Infatti, prima di tutto, non può non costituire un fattore di allarme sociale la presenza di un fortissimo disagio fra moltissimi Italiani, che non riescono a sopravvivere, se non per effetto di provvidenze “una tantum” da parte dello Stato e di ausili ed assistenza di amici e privati.
Ma, fino a quando potranno reggere con uno stato sociale sempre più precario ed, in particolare, non in grado di rispondere ai bisogni, sempre crescenti, dei nostri concittadini?
Peraltro, per effetto degli indirizzi degli ultimi decenni, le risorse trasferite alle politiche sociali e di inclusione sono sempre minori, per cui è ineluttabile che, a fronte di disponibilità diminuite e di un fabbisogno crescente, emerga un disagio che potrebbe, finanche, esprimersi in modo caotico e, soprattutto, molto pericoloso per il consesso civile.
Inoltre, un problema ulteriore si è aggiunto nel corso degli ultimi mesi: la volatilità della consistenza finanziaria delle banche, per cui, nelle prossime settimane, sarà necessario un intervento corposo da parte dello Stato, per mettere in sicurezza i risparmi di moltissimi Italiani, che altrimenti rischiano di saltare, se non interviene - appunto - il Governo a risarcire quanti, a causa dei fallimenti preannunciati, possono perdere le somme di danaro messe insieme grazie ad una vita di lavoro e di sforzi, a volte, assai rilevanti.

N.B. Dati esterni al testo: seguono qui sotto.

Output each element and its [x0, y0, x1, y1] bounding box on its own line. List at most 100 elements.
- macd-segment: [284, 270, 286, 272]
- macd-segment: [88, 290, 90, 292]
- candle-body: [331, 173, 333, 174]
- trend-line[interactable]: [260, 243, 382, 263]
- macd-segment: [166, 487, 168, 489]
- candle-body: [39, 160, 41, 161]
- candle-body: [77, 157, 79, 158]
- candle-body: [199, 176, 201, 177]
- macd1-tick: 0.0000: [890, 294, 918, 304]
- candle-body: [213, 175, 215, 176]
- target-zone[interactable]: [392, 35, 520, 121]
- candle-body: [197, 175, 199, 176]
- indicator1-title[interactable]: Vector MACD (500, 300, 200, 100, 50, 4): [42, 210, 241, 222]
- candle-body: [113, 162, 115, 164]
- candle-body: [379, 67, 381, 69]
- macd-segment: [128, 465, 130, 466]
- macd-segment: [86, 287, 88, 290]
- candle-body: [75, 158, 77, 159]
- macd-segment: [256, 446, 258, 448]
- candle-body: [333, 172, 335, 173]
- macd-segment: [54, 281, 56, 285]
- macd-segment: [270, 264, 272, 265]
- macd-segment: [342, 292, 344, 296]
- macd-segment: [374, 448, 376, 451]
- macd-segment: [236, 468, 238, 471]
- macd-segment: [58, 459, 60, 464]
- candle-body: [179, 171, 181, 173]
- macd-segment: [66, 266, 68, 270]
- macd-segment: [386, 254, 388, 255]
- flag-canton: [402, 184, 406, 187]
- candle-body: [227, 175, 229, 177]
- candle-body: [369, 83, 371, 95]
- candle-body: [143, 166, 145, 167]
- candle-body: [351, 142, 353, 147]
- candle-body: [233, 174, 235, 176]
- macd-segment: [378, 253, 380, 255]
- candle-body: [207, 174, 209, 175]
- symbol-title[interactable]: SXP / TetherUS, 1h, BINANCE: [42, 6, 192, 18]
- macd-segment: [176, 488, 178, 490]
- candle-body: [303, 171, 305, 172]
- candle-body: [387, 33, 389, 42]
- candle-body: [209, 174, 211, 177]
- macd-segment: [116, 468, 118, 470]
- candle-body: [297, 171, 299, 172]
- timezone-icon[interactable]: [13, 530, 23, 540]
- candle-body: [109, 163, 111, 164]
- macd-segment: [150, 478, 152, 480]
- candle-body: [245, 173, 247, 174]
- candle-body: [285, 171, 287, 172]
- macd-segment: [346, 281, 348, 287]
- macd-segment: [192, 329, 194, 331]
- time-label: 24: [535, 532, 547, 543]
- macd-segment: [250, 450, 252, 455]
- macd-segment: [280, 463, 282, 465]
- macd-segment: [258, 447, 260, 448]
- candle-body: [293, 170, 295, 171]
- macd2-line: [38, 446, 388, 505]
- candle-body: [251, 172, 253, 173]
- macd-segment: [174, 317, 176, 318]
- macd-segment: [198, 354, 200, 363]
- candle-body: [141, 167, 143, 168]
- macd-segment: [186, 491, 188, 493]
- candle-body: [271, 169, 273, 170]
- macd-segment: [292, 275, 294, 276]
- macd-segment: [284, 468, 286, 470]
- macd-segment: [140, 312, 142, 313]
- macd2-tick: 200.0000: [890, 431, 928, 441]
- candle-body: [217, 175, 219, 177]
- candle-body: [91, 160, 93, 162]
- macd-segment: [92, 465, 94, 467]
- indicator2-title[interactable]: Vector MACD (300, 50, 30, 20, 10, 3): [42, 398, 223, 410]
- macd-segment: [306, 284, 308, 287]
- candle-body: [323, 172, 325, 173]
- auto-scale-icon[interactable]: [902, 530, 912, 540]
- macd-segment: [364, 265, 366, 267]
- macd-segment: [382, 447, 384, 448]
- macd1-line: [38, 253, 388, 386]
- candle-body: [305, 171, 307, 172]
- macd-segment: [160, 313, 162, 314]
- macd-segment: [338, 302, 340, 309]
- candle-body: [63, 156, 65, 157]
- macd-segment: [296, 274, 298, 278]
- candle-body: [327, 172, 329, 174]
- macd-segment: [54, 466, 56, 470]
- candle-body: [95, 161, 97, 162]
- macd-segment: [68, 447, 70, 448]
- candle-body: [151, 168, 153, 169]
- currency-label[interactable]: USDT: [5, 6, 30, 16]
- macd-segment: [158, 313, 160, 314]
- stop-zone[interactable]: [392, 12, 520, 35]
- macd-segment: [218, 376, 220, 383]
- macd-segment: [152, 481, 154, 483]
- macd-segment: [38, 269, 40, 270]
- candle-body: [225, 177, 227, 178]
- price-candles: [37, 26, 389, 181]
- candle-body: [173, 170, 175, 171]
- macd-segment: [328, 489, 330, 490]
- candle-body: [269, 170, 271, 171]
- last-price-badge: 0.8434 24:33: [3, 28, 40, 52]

In tale contesto, ovviamente il dato preoccupante è segnato dalla disoccupazione giovanile, per cui coloro che hanno un’età fra i venti ed i trent’anni non vedono, molto spesso, una prospettiva di vita dignitosa dinnanzi a loro.
Questi sono, non a caso, i giovani che hanno votato, in stragrande maggioranza, per il NO al referendum voluto da Renzi, a dimostrazione del fatto che il responso di quella competizione è stato molto condizionato da una situazione generale di difficoltà, che il ceto politico vicino al Premier non ha saputo cogliere in tutta la sua gravità.
In tale contingenza, il Governo dovrà assumere decisioni molto forti, per cui è auspicabile che esso sia autorevole ed abbia una base di consenso parlamentare molto ampia, che gli possa consentire di poter guardare con relativo ottimismo alla scadenza prossima della legislatura.
Vorranno i partiti, pertanto, facilitare il lavoro del Presidente della Repubblica, dando un’indicazione su una personalità e su una formula politica, che siano in grado di dare risposte convincenti alle problematiche odierne?
Non si può, invero, scherzare con la solidità dello Stato, perché da questa deriva il futuro dei nostri giovanissimi concittadini.
Quindi, dopo gli errori rilevantissimi degli ultimi anni, è giusto che chi guiderà il Paese lo faccia in una condizione di consenso, perché questa sarà la migliore premessa per risalire la china.
Ma, sarà possibile ipotizzare un contesto istituzionale di tal fatta o ci si dovrà arrendere agli egoismi faziosi, che mai da nessuna parte hanno condotto le classi dirigenti italiane e, di conseguenza, le masse popolari che dalle prime - inevitabilmente - dipendono?